A sparkling-clean dining room and kitchen do much to reinvigorate an Ashland institution
A sparkling-clean dining room and kitchen do much to reinvigorate an Ashland institution.
Six months after Geppetto's closed its doors, Ashland's Dreiszus family stepped in to administer the tender, loving care this 35-year-old restaurant so desperately needed. Seats were reupholstered, the kitchen and bathroom updated and faded frippery taken off the walls.
Three months of scrubbing and overhaul later, the Dreiszuses reopened the eatery in May as Beau Club Grill, an extension of their Beau Club bar next door. And the storied spot likely hasn't looked this good since shortly after Geppetto's founder Ron Roth completed a major remodel in 1978.
With the support of longtime Geppetto's cook Bob Ellis, the new owners also made over the core menu of burgers and sandwiches, dispensed with breakfast but kept a few Geppetto's favorites.
The resulting dishes stay true to the eatery's roots as a casual joint and provide lower-cost dining options for locals and tourists alike. Most selections are in the $7-to-$8 range. The only item priced over $10 is the 8-ounce New York steak with vegetables, house-baked herb bread and choice of brown rice or red potatoes for $11.99 — commendable in this town.
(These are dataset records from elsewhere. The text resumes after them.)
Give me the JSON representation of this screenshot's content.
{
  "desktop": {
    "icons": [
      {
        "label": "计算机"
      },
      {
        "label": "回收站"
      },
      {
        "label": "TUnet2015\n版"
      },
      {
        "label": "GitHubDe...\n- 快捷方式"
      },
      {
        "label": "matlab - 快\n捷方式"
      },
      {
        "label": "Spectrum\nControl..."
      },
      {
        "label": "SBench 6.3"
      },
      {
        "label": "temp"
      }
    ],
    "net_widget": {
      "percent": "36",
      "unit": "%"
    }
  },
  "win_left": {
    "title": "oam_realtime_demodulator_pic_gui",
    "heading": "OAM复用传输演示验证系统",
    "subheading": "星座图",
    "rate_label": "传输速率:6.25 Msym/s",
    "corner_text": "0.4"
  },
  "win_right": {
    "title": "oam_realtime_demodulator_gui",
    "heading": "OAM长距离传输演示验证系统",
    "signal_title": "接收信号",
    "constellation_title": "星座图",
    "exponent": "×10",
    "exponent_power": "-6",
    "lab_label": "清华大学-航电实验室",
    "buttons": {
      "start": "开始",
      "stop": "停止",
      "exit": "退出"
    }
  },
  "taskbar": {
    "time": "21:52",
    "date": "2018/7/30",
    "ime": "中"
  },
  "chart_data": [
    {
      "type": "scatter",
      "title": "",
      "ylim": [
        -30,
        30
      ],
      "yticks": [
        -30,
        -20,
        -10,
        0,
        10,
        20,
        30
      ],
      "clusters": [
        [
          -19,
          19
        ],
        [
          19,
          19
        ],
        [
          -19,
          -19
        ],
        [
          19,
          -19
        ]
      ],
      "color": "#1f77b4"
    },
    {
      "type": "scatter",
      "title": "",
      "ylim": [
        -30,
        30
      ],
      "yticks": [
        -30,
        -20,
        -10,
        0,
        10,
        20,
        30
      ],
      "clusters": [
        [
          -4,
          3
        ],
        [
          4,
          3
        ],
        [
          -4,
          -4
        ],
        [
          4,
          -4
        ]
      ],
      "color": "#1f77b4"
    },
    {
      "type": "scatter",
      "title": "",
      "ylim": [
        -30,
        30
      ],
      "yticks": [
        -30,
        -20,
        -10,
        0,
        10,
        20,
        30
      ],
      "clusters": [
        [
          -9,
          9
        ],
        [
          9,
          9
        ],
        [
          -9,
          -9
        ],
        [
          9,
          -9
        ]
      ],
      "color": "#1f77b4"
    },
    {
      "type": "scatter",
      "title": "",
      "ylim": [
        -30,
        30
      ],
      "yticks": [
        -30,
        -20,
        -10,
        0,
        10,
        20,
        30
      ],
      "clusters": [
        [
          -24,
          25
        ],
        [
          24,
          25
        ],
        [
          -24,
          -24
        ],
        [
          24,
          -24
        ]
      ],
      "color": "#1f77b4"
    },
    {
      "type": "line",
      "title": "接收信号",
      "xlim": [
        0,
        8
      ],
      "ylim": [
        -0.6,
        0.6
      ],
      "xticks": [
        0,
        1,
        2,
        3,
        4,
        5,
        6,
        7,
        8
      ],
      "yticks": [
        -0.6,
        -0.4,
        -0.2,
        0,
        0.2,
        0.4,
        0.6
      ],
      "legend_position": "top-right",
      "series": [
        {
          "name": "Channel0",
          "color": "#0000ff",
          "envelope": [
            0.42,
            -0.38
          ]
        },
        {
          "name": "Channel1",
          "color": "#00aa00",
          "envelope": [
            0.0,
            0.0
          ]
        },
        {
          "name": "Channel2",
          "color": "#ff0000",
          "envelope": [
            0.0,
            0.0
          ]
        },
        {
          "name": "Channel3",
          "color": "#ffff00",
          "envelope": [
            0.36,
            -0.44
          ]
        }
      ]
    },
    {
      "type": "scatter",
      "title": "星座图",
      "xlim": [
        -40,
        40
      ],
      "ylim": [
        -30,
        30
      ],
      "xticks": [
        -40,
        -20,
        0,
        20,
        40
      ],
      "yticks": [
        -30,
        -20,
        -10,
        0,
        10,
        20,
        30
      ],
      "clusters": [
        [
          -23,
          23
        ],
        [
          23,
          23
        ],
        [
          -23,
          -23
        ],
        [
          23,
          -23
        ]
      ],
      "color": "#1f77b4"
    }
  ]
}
Budget-conscious diners should beware, however, of racking up fees by requesting substitutions. Extra sauce and cheese are 50 cents; sweet-potato fries cost 75 cents more than regular; substituting salad as a side dish is $1; adding avocado is $1.50, bacon $2, etc.
Fans of Geppetto's likely will miss breakfast service, as well as the erstwhile restaurant's use of organic, seasonal produce. Roth practiced farm-to-table cooking long before it was trendy, with his 20-acre, organic Eagle Mill Farm supplying as much as 50 percent of Geppetto's produce during summer. Seasonal availability was apparent in his popular dinner specials.
Lacking the imagination of Roth's entrees, Beau Club Grill nevertheless offers something for everyone at a good value, whether at lunch or dinnertime. In addition to the steak, there are barbecue pork medallions, herb chicken, meatloaf, sesame-crusted tilapia, "cheddar cheese mac" and fish and chips.
As its name implies, the last in that list is the only dish that doesn't come with two side dishes and the bread. But the macaroni and cheese would benefit by diverging from the standard entree formula, too. Mac-and-cheese fans risk carbohydrate fatigue from the side of starch that accompanies the pasta, not to mention a slice of bread. They'd likely appreciate the option to order this comfort food a la carte.
Recommended: Salads with house-made honey-mint dressing, cheese wontons and eggplant burger, both longtime Geppetto's favorites.
Alternative diets: Six vegetarian sandwiches; vegan burger with vegan mayonnaise; turkey patty available to substitute in burgers; some organic and nonalcoholic beers.
Beverages: Local wines by the glass, half-liter and bottle; domestic, draft and bottled beers; sodas, juices, teas and locally roasted Noble coffee.
Price range: Appetizers, $3.49 to $7.99; soups, $3.29 to $5.49; salads, $3.49 to $10.49; sandwiches, $4.99 to $8.49; burgers, $5.49 to $8.99; entrees, $8.49 to $11.99; desserts, $2.99 to $5.99.
Extras: Kids' menu; street parking.
Serving: From 11:30 a.m. to 9:30 p.m. daily.
Info: 345 E. Main St., Ashland; 541-482-4185.